On the security of Aadhaar, Mr. Dwivedi highlighted that the rules of Information Technology Act, 2000 and the punitive measures provided therein are also applicable to Aadhaar data under Section 30 of the Aadhaar Act. While reading some of the provisions of the IT Act, Mr. Dwivedi remarked that anyone who attempts to gain unauthorized access to CIDR will be imprisoned for ten years. He then went on to mention Information Technology (Procedure and Safeguards for Interception, Monitoring and Decryption of Information) Rules, 2009 and Information Technology (Reasonable Security Practices And Procedures And Sensitive Personal Data Or Information) Rules, 2011 and the provisions therein. He also highlighted that the CIDR came under critical information Infrastructure.
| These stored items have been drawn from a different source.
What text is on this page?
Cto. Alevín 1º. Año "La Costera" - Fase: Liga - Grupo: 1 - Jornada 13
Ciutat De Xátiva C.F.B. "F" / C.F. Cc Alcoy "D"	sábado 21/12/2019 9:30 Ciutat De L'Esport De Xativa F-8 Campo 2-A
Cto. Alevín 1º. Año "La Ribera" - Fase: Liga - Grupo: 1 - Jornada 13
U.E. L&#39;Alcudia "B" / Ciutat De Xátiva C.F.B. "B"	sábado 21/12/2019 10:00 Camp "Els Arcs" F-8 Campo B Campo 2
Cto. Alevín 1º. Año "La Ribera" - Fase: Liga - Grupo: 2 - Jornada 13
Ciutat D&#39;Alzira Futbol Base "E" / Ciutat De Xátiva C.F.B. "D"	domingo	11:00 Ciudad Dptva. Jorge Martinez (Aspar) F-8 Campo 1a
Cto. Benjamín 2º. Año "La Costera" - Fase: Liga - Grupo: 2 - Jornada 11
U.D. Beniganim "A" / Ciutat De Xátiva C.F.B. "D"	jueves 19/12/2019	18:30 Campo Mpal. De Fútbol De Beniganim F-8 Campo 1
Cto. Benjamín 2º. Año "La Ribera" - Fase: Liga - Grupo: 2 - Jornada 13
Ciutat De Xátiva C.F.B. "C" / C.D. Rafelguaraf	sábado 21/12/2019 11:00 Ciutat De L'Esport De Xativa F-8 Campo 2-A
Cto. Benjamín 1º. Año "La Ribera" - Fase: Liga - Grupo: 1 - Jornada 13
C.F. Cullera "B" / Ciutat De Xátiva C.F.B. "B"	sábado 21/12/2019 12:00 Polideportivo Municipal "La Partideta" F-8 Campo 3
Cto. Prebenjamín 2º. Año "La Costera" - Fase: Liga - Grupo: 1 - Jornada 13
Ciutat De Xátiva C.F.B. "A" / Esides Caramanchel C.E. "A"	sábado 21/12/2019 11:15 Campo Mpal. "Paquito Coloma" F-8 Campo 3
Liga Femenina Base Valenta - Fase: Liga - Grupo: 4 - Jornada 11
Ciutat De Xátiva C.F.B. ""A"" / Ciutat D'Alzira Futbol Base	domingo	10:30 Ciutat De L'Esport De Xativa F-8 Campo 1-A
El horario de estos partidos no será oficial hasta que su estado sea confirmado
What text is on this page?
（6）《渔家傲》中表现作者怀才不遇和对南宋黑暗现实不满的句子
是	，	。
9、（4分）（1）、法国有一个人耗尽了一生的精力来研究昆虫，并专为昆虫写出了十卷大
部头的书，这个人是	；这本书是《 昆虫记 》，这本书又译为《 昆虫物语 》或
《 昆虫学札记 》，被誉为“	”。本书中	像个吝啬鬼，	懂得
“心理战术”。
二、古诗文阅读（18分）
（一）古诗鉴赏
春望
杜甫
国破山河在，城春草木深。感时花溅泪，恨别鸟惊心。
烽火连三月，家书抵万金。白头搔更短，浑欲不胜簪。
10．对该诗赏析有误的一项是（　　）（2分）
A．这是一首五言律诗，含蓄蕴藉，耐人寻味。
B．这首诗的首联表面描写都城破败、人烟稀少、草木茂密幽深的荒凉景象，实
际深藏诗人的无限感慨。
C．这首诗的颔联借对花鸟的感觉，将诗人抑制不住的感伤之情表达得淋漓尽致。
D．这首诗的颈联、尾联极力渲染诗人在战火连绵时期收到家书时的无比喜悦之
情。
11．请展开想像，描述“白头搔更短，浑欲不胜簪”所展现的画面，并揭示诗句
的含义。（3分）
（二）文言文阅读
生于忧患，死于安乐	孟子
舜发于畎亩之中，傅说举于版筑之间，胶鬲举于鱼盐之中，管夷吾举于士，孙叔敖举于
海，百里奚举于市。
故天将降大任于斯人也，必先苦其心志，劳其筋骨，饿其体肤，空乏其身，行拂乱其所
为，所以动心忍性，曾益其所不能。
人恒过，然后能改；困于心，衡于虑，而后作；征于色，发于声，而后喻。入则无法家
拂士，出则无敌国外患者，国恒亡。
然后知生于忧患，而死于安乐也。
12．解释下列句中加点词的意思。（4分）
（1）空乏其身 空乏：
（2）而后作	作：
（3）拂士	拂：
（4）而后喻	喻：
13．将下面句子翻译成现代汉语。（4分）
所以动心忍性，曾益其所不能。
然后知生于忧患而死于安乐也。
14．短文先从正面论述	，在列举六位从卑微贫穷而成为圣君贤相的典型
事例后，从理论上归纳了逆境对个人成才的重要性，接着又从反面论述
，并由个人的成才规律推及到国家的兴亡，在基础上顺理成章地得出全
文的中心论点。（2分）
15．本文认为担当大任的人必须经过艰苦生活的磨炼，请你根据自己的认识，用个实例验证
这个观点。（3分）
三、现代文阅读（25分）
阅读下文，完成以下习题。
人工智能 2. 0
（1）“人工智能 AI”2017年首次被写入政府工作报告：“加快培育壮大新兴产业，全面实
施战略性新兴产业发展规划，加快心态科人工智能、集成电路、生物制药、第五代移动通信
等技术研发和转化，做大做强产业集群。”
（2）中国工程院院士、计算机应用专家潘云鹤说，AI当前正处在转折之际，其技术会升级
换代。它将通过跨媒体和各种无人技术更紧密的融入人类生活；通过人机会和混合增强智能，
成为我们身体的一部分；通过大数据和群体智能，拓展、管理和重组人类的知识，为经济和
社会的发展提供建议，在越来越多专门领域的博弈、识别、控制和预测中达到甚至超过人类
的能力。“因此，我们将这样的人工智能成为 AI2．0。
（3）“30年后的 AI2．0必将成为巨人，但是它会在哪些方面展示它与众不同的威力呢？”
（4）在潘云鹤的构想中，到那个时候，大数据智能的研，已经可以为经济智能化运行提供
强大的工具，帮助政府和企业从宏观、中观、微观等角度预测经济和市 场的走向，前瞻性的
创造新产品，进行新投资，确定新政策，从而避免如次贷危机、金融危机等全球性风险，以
Therafter, Mr. Dwivedi mentioned the following attributes of biometrics: they are not genetic data; they are not intrusive; they can be used as a mode of identification even without the use of digital technology; instantaneous digital authentication. He commented that other biometrics can be added to the Aadhaar ecosystem only if it enhances accuracy. Mr. Dwivedi next went on to state that Aadhaar is not just an exercise to provide benefits and weed out fakes but also to bring the service providers face to face with the beneficiaries. That’s the revolutionary aspect of Aadhaar, he emphasized. He reiterated that none of the other identification cards are universally held in the country. These cards are only for initial identity and address proof. In the case of Aadhaar, no individual would give their wrong name or address since biometrics are involved. He commented that Aaadhaar is not the panacea for all evils but the problems that were occurring on account of fake identity documents will be solved.
The last argument of the day that Mr. Dwivedi tackled was that Aadhaar technology is probabilistic and not deterministic. He argued that probability governs us everywhere and that nothing is certain. He was of the view that just because it is probabilistic, it cannot be discarded. J. Chandrachud responded by highlighting that If the probability leads to deprivation of fundamental rights, then there should be safeguards in place to ensure that this deprivation doesn’t happen. There should be an administrative machinery in place to ensure no genuine beneficiary is deprived, he stated. Mr. Dwivedi agreed and mentioned that the State believes in inclusion of all citizens and therefore Section 7 itself provided a fallback mechanism if authentication failure happened.
The bench will resume tomorrow (April 18, 2018).